Produced to accompany a new exhibition that celebrates the sculpture and its afterlives, Tell It With Pride traces a detailed, illustrated history and legacy of the 54th Massachusetts’ renowned attack on Fort Wagner in July 1863. While the familiar stories of the regiment’s formation and wartime service, as well as of Saint-Gaudens’ lengthy creative process are covered, the book’s four essays approach the sculpture from fresh perspectives which examine the relationships between the sculpture and other artistic media from the late 19th century to the present day, and bring new life to the long-running commentary surrounding the work.

(c. 1880), unknown photographer,

Private Charles A. Smith (c. 1880), unknown photographer, Courtesy of the Massachusetts Historical Society

Sarah Greenough’s opening chapter provides a compelling account of how and why the regiment’s soldiers, command, and supporters went about acquiring photographic images of themselves. Extensive illustrations are attended by Greenough’s perceptive close readings, which expose the complex political and racial tensions visible in some of the first photographs of African American men, and unpick the corporeal and material symbolism cultivated by a growing set of self-conscious celebrities.

Elsewhere, Nancy K. Anderson offers insight into other 19th-century artistic representations of Shaw, while Renée Ater describes the inspiration which Ed Hamilton’s 1998 Spirit of Freedom monument to African American servicemen and their families takes, practically and symbolically, from Saint-Gaudens’ project.

Possibly the strongest chapter of the collection is Lindsay Harris’s meditation on the place of the 54th and Saint-Gaudens’ sculpture in 20th-century art. Here, Harris surveys the ways in which the deeds of the 54th took on iconographic status for generations of black Americans seeking to define themselves and establish their citizenship in the years following the abolition of slavery. The chapter charts the use of images of the Shaw memorial in the home of the progressive ‘New Negro’, through the incorporation of 54th imagery into Carlos Lopez’s 1943 mural for the Recorder of Deeds building in Washington, D.C., and in Lincoln Kirstein’s 1973 photographic elegy to the memorial, Lay This Laurel.

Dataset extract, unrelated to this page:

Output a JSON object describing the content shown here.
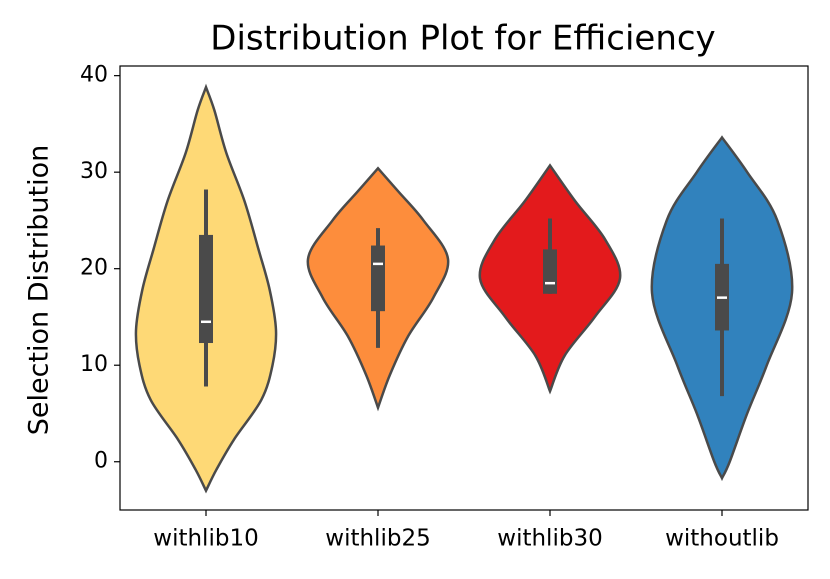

Dealing sensitively with the changing significance of the 54th to the generations who lived through the upheaval of the Civil Rights years, Harris is the only author thoroughly to address the sculpture’s failings, the names of the African American soldiers it omits, and the acts of national forgetting which hinder a more holistic understanding of African American participation in America’s wars. Indeed, Tell It With Pride attempts to redress some of these failings remotely in its inclusion of an exhaustive roster listing the names of all known members of the 54th Regiment. Yet Harris leaves us with the unsettling feeling that the 54th’s work remains incomplete.

Where Nancy K. Anderson powerfully demonstrates how the Saint-Gaudens memorial has the power to remind an American veteran, blinded in Afghanistan, why he fought for his country, Harris makes it clear that some wartime histories go unrepresented, and that the march of progress has some way to go.

The exhibition ‘Tell it with Pride’ is at the National Gallery of Art, Washington D.C. until 20 January 2014, and at the Massachusetts Historical Society, Boston MA from 23 February–May 26 2014.

Tell It With Pride: The 54th Massachusetts Regiment and Augustus Saint-Gaudens’ Shaw Memorial, Sarah Greenough and Nancy K. Anderson with Lindsay Harris and Renée Ater (National Gallery of Art, Washington D.C. in association with Yale University Press).